FedGT: Federated Node Classification with Scalable Graph Transformer
Zaixi Zhang, Qingyong Hu, Yang Yu, Weibo Gao, Qi Liu
TL;DR
The paper tackles node classification in subgraph federated learning under privacy constraints, where cross-subgraph links are missing and data distributions across clients are heterogeneous. It introduces FedGT, a scalable Graph Transformer that uses a hybrid local-global attention scheme with $n_s$ sampled neighbors and $n_g$ curated global nodes, achieving a linear-time complexity of $O(n(n_g+n_s))$ per forward pass. Global nodes are updated online via clustering, and client similarity for personalization is computed with optimal transport alignment of these nodes, enabling weighted, per-client aggregation; local differential privacy is applied to protect shared information.
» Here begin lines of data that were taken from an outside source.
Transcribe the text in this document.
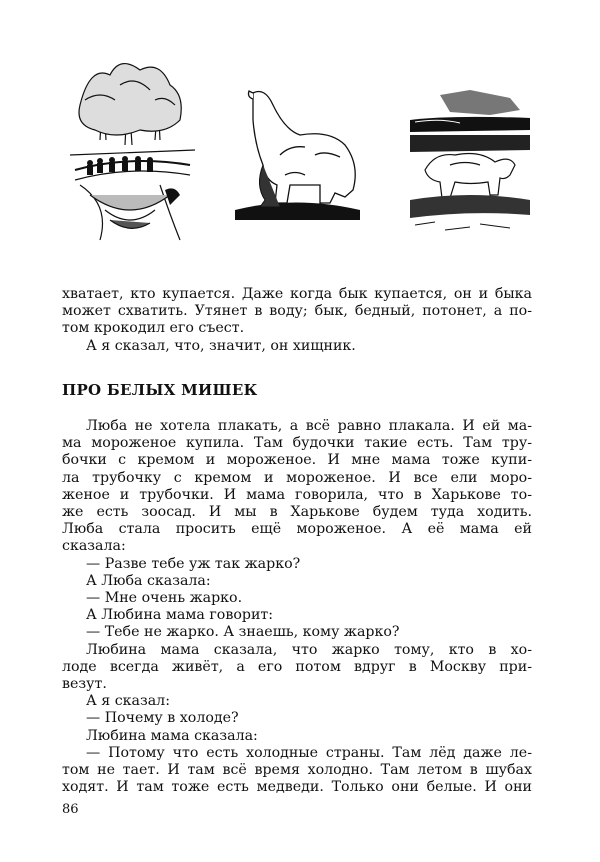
хватает, кто купается. Даже когда бык купается, он и быка
может схватить. Утянет в воду; бык, бедный, потонет, а по-
том крокодил его съест.
А я сказал, что, значит, он хищник.
ПРО БЕЛЫХ МИШЕК
Люба не хотела плакать, а всё равно плакала. И ей ма-
ма мороженое купила. Там будочки такие есть. Там тру-
бочки с кремом и мороженое. И мне мама тоже купи-
ла трубочку с кремом и мороженое. И все ели моро-
женое и трубочки. И мама говорила, что в Харькове то-
же есть зоосад. И мы в Харькове будем туда ходить.
Люба стала просить ещё мороженое. А её мама ей
сказала:
— Разве тебе уж так жарко?
А Люба сказала:
— Мне очень жарко.
А Любина мама говорит:
— Тебе не жарко. А знаешь, кому жарко?
Любина мама сказала, что жарко тому, кто в хо-
лоде всегда живёт, а его потом вдруг в Москву при-
везут.
А я сказал:
— Почему в холоде?
Любина мама сказала:
— Потому что есть холодные страны. Там лёд даже ле-
том не тает. И там всё время холодно. Там летом в шубах
ходят. И там тоже есть медведи. Только они белые. И они
86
Theoretical analysis provides a bound on the approximation error of global attention, and extensive experiments on six datasets under two subgraph settings show that FedGT achieves state-of-the-art performance while effectively handling missing links and data heterogeneity, demonstrating practical impact for privacy-preserving, scalable graph learning in distributed environments.
Abstract
Graphs are widely used to model relational data. As graphs are getting larger and larger in real-world scenarios, there is a trend to store and compute subgraphs in multiple local systems. For example, recently proposed \emph{subgraph federated learning} methods train Graph Neural Networks (GNNs) distributively on local subgraphs and aggregate GNN parameters with a central server. However, existing methods have the following limitations: (1) The links between local subgraphs are missing in subgraph federated learning. This could severely damage the performance of GNNs that follow message-passing paradigms to update node/edge features. (2) Most existing methods overlook the subgraph heterogeneity issue, brought by subgraphs being from different parts of the whole graph. To address the aforementioned challenges, we propose a scalable \textbf{Fed}erated \textbf{G}raph \textbf{T}ransformer (\textbf{FedGT}) in the paper. Firstly, we design a hybrid attention scheme to reduce the complexity of the Graph Transformer to linear while ensuring a global receptive field with theoretical bounds. Specifically, each node attends to the sampled local neighbors and a set of curated global nodes to learn both local and global information and be robust to missing links. The global nodes are dynamically updated during training with an online clustering algorithm to capture the data distribution of the corresponding local subgraph. Secondly, FedGT computes clients' similarity based on the aligned global nodes with optimal transport. The similarity is then used to perform weighted averaging for personalized aggregation, which well addresses the data heterogeneity problem. Moreover, local differential privacy is applied to further protect the privacy of clients. Finally, extensive experimental results on 6 datasets and 2 subgraph settings demonstrate the superiority of FedGT.